WASHINGTON, DC – Today marks the fourth anniversary of president Joe Biden’s “America is Back” speech. The first foreign policy address of his presidency, it was made at the 2021 Munich Security Conference where, after President Donald Trump’s first term in office, Biden proclaimed that “the transatlantic alliance is back. And we are not looking backward. We are looking forward together”.

What a difference four years makes, especially in Munich where Vice President JD Vance’s speech last Friday excoriated Europe, flirted with the continent’s far-right political parties, and quite possibly sounded the death knell for US security guarantees that have kept the peace for 80 years.

Sir Keir Starmer will head to Washington next week for face-to-face talks with Trump that may be the most consequential discussions between the two countries since 1945. They are talks that are also now fraught with risk, after the Prime Minister’s warning that the UK faces a “once-in-a-generation moment for our national security”. While he declares himself “ready and willing” to deploy UK forces in Ukraine to “guarantee the security of our continent and the security of our country”, he will be meeting a US President who is not even ready to include Ukraine, much less European nations, at the negotiating table.

Vance’s speech has galvanised Europe, spreading the belated realisation that the United States may need to be treated as an adversary, and no longer an ally committed to protecting the UK and its neighbours in the face of future Russian aggression.
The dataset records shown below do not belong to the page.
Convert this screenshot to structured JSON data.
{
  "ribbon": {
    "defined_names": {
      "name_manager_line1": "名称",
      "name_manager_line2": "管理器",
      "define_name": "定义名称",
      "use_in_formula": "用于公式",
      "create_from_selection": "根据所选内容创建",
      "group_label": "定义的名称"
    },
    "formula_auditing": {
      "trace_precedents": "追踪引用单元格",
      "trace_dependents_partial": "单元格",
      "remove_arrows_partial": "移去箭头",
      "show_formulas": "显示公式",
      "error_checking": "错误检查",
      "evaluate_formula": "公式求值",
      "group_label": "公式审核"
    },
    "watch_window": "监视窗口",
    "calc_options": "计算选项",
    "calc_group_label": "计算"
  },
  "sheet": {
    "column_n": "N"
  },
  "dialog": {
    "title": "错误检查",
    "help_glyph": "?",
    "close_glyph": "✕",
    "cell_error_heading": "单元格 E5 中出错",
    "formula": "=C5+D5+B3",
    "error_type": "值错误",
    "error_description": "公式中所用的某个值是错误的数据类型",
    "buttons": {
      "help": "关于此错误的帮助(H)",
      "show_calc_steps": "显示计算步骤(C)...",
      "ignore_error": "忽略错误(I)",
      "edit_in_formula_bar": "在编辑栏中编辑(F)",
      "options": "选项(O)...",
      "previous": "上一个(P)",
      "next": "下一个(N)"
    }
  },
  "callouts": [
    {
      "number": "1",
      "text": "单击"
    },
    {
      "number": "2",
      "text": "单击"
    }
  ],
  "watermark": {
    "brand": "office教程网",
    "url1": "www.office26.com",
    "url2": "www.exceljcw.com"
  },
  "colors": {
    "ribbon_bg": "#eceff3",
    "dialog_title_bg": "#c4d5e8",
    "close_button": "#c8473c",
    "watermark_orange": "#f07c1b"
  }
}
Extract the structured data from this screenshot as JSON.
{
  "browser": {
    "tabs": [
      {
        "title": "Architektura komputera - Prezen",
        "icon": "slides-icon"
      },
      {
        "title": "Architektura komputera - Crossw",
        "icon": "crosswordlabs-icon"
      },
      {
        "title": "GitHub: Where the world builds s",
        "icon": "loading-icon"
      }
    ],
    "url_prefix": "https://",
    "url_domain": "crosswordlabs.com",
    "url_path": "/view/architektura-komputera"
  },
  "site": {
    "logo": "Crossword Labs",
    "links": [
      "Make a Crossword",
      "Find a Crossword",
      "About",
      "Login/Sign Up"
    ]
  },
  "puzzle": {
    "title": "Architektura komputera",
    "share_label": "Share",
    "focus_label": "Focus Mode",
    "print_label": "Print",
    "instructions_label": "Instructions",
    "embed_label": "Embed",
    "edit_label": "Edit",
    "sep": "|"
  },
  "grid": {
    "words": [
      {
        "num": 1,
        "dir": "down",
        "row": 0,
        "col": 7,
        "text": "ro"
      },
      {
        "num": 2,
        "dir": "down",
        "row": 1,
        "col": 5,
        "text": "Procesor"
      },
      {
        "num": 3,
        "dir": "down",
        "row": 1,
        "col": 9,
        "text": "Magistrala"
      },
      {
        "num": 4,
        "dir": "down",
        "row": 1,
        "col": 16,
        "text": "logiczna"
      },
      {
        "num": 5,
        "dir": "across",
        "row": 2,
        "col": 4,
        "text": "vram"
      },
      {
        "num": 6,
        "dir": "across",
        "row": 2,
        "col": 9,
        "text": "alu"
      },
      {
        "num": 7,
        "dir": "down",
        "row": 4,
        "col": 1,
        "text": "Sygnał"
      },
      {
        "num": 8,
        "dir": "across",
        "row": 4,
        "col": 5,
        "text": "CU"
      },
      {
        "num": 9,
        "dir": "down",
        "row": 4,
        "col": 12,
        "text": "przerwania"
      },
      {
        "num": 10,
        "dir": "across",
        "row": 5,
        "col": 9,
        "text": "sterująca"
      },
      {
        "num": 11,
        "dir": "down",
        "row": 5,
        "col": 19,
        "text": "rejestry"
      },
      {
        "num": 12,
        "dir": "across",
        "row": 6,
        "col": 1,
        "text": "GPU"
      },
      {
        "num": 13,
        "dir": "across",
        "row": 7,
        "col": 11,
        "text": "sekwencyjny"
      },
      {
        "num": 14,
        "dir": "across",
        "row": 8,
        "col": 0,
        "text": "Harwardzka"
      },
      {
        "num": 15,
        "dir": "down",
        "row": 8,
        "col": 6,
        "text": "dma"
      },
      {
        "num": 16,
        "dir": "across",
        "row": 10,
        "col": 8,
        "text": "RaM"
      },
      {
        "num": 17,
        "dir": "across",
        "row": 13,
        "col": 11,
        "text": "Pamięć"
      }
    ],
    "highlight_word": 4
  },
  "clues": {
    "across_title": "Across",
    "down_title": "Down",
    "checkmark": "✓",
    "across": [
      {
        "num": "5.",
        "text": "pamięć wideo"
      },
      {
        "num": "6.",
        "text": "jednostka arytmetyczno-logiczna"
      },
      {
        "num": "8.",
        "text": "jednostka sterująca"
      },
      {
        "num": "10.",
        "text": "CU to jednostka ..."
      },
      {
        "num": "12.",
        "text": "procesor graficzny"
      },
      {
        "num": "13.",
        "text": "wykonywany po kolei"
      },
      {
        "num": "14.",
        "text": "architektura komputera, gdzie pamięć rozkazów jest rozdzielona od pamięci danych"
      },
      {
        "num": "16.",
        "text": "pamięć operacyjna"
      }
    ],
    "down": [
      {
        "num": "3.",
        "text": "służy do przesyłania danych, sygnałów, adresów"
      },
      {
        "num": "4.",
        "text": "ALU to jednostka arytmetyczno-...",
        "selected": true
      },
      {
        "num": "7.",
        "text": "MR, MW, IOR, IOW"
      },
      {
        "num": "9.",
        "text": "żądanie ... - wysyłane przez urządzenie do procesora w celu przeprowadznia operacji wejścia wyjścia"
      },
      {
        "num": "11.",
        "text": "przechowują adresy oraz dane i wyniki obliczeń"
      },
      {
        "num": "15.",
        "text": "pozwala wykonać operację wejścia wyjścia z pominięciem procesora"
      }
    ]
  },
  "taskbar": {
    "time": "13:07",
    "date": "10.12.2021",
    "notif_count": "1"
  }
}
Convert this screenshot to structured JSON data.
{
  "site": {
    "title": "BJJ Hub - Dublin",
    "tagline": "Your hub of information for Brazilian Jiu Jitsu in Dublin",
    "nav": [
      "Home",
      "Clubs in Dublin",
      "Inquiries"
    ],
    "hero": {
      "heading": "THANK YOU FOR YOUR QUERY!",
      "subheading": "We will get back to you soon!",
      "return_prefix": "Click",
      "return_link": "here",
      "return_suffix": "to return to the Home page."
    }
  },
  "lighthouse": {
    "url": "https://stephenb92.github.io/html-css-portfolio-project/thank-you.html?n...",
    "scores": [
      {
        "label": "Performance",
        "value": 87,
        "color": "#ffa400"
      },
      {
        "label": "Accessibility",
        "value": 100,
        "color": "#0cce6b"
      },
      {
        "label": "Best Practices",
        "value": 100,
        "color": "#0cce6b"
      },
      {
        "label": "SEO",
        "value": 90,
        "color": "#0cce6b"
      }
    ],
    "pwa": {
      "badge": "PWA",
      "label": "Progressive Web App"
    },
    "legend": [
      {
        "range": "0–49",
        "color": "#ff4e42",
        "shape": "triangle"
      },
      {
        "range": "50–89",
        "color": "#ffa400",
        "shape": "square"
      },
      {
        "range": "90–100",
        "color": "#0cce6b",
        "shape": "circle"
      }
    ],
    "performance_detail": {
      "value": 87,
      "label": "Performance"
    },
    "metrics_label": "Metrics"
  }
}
Many European leaders have long feared this day might dawn. Just hours after Biden’s 2021 speech ended, French president Emanuel Macron – dubious about the Democratic Party’s capacity to derail Trump and his Make America Great Again movement permanently – warned that Europe should begin engaging in “strategic autonomy”, moving gently away from the US orbit. Then German chancellor Angela Merkel also sounded a note of caution, warning that Europe’s interests with Washington “will not always converge”.

“Always” didn’t even last a full four years.

While Biden undoubtedly played a blinder keeping America’s Nato partners united around the need to support Ukraine, in other ways he was a deeply unreliable ally. The botched US military withdrawal from Afghanistan in August 2021 shocked European leaders, both with the scale of its incompetence and the speed with which it permitted the Taliban to retake power.

Biden’s increasingly protectionist trade policies alarmed successive UK prime ministers who saw hopes of a post-Brexit US-UK trade deal evaporate in front of their eyes.

And in 2021, Biden enraged Macron by cutting France out of a lucrative defence deal to provide Australia with nuclear-powered submarines. Biden apologised, acknowledging that he had been “clumsy”, insisting France remained “an extremely valued partner”, notwithstanding his own administration’s untrustworthy behaviour.

Every single day since those 2021 warnings were articulated, valuable time has been frittered away preparing for a putative crisis that now seems increasingly real.

The fresh chapter in the transatlantic relationship has already witnessed a sea change in Washington’s approach. Some observers believe that Trump’s new insistence that Nato members must spend 5 per cent of their GDP on defence expenditure (not the 2.5 per cent he previously demanded) is the beginning of the end of Article 5, the mutual defence covenant that lies at the heart of the alliance.

One former US administration official told The i Paper that Trump was holding European security to ransom. “Article 5 is now Article 5 per cent. Pay up or else,” the former official warned. Others argue that Trump will destroy Nato not by withdrawing from the alliance, but by incrementally demanding ever-increasing amounts of defence expenditure by its member states.

European capitals will now be tested by the speed with which they must adjust their thinking, and by the urgent need to pour money into defence procurement before Russian president Vladimir Putin brings his army home from Ukraine and invades Lithuania, Latvia or Estonia next. Some military analysts argue that a mere six months after Russian troops arrive back home, the Kremlin could be ready to deploy them once again.

Starmer warned on Sunday that “the end of this war, whenever it comes, cannot merely become a temporary pause before Putin attacks again”. He will face an uphill battle persuading Trump that Putin is an untrustworthy interlocutor, or a territorial threat to Nato members. Starmer will also have to work overtime to stress that when the Kremlin leader says he wants to settle not only the conflict, but also “the reasons for the conflict”, that is code for pushing Nato forces back from Russia’s borders so that they can no longer contain him.

A mere month after Trump’s inauguration, Nato is imperilled in ways that – just a few, short weeks ago – seemed unimaginable. The Kremlin today appears to enjoy a closer ally on Pennsylvania Avenue than the UK and its European neighbours. It may be time finally to retire all talk of a “special relationship” between the White House and No 10.